O rapaz olhou indeciso. Percebendo a insegurança do rapaz, ela acrescentou:

- Fique tranquilo. Você tem uma ótima pontuação, e não há nada que o impeça de ser classificado. Desejo-lhe boa sorte, e acredite nos seus sonhos.

O rapaz despediu-se e saiu satisfeito. A psicóloga organizou sua papelada, preencheu os últimos relatórios e encerrou o expediente.

À noite, já em casa, depois de tomar um banho, a psicóloga abriu um arquivo. Folheou detidamente cada um dos recortes de jornais e revistas que falavam daquela ocorrência, e que de alguma forma mantinha viva a memória de seu pai.

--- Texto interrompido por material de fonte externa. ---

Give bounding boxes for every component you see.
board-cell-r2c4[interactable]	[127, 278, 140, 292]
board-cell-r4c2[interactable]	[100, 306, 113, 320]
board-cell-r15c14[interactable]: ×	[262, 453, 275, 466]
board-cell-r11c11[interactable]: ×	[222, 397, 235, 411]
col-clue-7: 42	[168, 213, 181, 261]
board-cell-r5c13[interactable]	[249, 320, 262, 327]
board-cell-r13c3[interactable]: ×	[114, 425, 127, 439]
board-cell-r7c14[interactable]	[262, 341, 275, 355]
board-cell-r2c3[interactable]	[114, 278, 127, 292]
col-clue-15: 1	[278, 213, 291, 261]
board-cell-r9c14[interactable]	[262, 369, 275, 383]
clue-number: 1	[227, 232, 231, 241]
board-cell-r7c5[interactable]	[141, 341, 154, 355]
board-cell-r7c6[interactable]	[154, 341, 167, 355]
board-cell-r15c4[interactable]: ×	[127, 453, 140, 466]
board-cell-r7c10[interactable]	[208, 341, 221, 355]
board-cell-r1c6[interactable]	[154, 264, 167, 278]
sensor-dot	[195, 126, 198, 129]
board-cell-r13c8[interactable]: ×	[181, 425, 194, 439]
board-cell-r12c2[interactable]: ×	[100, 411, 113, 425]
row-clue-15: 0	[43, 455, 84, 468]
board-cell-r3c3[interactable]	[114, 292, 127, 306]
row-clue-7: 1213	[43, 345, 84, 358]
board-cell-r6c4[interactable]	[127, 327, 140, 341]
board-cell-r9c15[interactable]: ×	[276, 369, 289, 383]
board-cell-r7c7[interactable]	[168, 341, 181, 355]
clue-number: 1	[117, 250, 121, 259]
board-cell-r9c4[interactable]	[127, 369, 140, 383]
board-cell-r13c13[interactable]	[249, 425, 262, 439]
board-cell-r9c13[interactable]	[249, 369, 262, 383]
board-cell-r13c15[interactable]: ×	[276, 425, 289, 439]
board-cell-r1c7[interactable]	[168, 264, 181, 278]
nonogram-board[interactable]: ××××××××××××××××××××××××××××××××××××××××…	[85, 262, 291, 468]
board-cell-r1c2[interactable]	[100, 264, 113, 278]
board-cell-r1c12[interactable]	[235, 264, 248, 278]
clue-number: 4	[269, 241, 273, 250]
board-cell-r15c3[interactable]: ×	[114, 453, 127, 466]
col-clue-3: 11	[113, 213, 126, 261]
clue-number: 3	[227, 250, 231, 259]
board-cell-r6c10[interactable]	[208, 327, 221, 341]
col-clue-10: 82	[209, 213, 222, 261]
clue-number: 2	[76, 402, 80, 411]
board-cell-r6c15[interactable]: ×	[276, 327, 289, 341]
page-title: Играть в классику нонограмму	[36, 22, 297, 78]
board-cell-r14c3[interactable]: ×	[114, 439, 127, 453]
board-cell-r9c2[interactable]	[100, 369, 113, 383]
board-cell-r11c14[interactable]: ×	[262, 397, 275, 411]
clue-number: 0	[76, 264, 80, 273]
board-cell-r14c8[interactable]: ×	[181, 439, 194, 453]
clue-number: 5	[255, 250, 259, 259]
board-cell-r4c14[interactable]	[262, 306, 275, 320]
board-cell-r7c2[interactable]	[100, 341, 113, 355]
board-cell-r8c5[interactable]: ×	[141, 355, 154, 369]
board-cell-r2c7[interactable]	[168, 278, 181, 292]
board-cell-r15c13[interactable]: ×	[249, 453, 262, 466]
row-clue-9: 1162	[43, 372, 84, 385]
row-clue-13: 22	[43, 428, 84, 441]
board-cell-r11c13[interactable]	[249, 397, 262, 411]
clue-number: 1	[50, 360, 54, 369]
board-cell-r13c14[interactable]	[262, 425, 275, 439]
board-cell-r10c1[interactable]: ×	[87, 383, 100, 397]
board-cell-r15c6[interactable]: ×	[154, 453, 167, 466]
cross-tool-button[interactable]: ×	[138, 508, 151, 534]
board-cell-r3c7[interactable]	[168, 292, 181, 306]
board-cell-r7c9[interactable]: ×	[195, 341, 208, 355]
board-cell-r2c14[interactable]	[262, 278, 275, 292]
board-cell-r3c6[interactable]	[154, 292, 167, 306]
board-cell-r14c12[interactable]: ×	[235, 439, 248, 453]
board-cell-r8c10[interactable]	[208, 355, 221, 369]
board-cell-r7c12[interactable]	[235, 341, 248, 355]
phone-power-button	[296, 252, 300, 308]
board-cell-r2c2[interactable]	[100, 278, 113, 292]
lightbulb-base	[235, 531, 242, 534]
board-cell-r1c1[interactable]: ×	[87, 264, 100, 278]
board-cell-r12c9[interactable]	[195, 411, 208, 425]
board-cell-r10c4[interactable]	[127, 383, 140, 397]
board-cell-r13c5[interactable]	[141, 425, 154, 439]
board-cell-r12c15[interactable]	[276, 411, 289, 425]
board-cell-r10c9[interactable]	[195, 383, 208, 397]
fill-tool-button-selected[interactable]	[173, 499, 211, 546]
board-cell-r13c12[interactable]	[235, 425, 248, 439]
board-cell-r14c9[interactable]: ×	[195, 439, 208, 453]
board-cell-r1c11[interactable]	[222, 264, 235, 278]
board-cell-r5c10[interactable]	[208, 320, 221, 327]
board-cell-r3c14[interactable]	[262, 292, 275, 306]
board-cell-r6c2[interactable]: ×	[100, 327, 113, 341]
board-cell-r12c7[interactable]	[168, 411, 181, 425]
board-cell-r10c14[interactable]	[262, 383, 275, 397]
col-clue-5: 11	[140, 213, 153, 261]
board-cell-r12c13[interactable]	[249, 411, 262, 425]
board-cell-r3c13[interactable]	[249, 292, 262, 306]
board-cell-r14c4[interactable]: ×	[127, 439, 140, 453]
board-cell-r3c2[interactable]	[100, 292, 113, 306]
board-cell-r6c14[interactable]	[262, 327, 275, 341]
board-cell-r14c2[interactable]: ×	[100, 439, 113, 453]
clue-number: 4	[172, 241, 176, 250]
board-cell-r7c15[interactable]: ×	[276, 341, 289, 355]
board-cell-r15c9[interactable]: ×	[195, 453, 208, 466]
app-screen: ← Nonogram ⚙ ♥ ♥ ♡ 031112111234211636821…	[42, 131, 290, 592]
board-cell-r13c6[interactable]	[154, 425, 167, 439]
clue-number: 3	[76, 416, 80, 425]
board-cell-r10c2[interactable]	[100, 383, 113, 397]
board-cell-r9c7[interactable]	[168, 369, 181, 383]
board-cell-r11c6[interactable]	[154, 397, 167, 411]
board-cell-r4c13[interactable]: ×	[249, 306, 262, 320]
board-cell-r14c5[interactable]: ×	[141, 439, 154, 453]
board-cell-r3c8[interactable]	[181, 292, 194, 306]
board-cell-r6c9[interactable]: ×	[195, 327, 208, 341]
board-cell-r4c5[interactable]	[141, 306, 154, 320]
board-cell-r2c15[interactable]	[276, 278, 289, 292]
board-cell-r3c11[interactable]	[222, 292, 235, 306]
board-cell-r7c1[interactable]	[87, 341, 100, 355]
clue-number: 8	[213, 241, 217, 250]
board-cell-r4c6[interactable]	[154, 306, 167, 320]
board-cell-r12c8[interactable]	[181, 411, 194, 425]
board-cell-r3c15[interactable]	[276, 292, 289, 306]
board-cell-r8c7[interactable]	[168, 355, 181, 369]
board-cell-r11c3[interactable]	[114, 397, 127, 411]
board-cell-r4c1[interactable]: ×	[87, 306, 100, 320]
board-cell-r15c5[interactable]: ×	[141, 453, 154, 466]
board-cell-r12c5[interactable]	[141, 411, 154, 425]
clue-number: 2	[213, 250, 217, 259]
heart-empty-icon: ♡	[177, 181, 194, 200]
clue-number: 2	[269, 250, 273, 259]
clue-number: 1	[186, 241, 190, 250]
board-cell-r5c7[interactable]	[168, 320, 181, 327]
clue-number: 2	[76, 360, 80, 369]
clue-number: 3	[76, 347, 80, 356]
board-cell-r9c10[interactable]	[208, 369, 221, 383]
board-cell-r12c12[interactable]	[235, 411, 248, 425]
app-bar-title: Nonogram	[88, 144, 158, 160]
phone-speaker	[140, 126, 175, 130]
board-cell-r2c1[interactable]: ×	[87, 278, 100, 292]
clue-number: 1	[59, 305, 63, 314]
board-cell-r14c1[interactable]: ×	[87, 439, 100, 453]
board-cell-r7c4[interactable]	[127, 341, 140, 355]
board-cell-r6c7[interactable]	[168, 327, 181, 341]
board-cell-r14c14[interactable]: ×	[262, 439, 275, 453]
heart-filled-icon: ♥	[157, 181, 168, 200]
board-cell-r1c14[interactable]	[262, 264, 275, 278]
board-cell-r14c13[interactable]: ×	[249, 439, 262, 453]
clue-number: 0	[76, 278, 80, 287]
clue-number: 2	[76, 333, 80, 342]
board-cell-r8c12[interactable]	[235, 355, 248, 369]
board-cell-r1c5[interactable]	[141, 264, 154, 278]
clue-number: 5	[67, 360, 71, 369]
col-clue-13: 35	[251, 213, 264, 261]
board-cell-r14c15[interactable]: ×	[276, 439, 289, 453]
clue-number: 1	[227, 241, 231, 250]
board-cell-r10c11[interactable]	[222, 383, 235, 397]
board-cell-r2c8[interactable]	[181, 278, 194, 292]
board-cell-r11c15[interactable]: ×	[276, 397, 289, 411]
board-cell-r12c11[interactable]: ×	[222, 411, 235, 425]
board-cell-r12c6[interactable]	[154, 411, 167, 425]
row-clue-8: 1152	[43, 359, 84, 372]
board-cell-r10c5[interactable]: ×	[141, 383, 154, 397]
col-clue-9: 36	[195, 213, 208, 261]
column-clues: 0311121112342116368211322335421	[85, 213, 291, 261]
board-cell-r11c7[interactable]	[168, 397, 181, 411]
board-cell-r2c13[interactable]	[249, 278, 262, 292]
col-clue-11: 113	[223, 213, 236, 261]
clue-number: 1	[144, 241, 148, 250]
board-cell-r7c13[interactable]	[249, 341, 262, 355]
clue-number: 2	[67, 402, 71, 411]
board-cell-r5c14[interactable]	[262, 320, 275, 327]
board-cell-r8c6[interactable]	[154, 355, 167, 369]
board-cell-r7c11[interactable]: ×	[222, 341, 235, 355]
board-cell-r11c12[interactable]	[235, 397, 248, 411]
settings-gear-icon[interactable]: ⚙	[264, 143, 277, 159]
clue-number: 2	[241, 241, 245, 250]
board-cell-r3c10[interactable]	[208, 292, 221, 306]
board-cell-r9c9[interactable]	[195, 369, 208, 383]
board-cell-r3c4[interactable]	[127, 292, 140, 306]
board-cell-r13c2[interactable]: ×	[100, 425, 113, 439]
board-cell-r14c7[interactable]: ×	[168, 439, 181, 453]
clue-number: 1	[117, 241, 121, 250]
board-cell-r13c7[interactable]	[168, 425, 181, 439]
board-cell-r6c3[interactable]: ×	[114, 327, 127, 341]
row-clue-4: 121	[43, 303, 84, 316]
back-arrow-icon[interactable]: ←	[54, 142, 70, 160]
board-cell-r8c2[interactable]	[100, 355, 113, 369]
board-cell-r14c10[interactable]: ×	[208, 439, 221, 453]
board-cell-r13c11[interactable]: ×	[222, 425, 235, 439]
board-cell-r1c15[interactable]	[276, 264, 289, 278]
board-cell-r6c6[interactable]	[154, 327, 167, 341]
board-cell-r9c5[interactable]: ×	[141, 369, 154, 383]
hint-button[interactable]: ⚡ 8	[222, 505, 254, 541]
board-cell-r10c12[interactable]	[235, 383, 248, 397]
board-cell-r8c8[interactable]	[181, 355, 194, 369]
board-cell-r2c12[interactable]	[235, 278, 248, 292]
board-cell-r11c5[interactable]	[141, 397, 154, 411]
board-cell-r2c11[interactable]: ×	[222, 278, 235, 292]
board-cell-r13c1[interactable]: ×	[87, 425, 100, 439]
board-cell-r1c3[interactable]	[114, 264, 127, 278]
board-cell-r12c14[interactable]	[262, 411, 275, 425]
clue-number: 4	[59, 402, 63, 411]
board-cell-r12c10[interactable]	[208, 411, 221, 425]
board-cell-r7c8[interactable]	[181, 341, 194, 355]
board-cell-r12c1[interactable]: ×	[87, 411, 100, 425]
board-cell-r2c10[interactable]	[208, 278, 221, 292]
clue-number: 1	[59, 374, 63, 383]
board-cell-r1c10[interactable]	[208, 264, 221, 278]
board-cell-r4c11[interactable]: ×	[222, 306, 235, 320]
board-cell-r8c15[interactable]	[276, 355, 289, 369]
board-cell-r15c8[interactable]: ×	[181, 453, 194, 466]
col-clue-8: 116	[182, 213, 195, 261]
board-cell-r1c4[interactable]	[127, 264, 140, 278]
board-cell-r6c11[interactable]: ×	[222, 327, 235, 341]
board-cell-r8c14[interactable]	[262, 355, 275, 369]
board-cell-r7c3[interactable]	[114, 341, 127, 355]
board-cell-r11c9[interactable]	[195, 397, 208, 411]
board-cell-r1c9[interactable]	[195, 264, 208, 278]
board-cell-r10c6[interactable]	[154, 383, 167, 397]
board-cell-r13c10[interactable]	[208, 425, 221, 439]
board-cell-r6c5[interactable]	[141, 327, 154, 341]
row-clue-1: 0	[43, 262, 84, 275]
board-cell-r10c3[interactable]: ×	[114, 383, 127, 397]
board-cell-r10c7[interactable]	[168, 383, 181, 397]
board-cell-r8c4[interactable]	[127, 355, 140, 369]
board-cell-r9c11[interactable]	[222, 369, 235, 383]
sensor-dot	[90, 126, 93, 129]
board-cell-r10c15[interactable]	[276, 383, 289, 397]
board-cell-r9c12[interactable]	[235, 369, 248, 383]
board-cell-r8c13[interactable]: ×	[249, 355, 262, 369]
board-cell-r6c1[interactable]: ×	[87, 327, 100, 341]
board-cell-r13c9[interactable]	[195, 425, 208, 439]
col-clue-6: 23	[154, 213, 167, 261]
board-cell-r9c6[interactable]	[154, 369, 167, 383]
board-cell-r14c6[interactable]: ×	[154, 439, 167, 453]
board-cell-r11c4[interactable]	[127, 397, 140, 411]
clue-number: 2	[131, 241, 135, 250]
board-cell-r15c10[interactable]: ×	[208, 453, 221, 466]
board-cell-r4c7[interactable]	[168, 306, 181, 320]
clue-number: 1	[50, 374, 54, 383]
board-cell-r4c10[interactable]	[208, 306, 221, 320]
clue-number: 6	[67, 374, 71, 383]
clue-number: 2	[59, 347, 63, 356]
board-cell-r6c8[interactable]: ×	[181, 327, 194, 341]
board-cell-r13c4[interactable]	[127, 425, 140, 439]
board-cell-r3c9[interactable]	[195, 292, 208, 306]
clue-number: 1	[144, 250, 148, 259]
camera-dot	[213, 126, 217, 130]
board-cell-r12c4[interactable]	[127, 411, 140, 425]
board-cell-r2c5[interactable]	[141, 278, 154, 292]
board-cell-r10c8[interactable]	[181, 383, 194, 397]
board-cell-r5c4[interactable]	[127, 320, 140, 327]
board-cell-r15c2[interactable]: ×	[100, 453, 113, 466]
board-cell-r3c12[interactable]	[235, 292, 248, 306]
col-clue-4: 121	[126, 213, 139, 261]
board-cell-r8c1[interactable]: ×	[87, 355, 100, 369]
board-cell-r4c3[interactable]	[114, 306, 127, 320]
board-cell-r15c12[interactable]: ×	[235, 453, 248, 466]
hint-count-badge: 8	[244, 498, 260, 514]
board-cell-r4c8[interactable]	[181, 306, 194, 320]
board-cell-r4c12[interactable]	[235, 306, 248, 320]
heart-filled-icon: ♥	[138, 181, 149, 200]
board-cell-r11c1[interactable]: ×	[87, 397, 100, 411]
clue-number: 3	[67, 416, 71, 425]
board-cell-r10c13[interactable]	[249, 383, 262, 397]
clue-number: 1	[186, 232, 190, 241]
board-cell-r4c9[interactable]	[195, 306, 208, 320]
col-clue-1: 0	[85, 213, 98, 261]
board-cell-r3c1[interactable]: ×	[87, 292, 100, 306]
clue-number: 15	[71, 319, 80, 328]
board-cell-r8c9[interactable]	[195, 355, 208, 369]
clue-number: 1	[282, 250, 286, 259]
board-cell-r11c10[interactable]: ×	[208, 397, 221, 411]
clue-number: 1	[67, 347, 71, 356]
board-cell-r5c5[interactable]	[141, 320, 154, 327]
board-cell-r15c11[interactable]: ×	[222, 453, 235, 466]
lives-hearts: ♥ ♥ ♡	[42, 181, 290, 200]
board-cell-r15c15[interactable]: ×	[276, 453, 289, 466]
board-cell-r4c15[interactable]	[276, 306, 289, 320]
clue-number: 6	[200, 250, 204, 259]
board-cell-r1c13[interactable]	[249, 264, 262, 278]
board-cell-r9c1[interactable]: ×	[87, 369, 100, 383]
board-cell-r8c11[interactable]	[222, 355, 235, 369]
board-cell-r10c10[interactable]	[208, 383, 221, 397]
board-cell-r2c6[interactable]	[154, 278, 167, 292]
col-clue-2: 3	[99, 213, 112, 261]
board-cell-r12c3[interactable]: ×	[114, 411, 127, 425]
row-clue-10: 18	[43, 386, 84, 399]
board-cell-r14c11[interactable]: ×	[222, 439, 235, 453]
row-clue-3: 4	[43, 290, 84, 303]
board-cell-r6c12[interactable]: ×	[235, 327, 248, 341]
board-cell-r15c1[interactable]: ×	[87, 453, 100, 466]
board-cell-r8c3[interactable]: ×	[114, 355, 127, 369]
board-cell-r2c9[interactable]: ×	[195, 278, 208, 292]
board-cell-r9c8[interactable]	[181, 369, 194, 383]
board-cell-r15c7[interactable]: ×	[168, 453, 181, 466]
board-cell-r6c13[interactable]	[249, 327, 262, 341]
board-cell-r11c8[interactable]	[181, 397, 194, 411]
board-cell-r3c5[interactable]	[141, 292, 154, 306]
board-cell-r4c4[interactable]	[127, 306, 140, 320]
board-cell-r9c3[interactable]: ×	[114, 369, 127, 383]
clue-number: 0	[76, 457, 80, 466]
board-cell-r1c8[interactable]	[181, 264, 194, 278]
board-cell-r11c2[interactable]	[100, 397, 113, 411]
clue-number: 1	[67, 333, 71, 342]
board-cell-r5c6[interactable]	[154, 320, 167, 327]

Seu pai, que salvara um menino que hoje estava prestes a se tornar um bombeiro, e iria seguir os passos de quem considerava um herói.

Seu pai, que deixara um vácuo na sua vida, difícil de preencher. Ela por anos questionara inconformada a fatalidade que tinha sido aquele salvamento. Ele, já aposentado, depois de trinta anos ajudando pessoas, perdera a vida salvando um menino desconhecido. Quantas noites chorara com a lembrança dele, sempre sorridente e confiante.

Nesta noite, na escuridão de seu quarto, mais uma vez ela chorou, no entanto, estava aliviada. A última vida salva por seu pai iria valer a pena. Quando finalmente adormeceu, estava em paz. Finalmente entendera que o sacrifício dele não tinha sido em vão.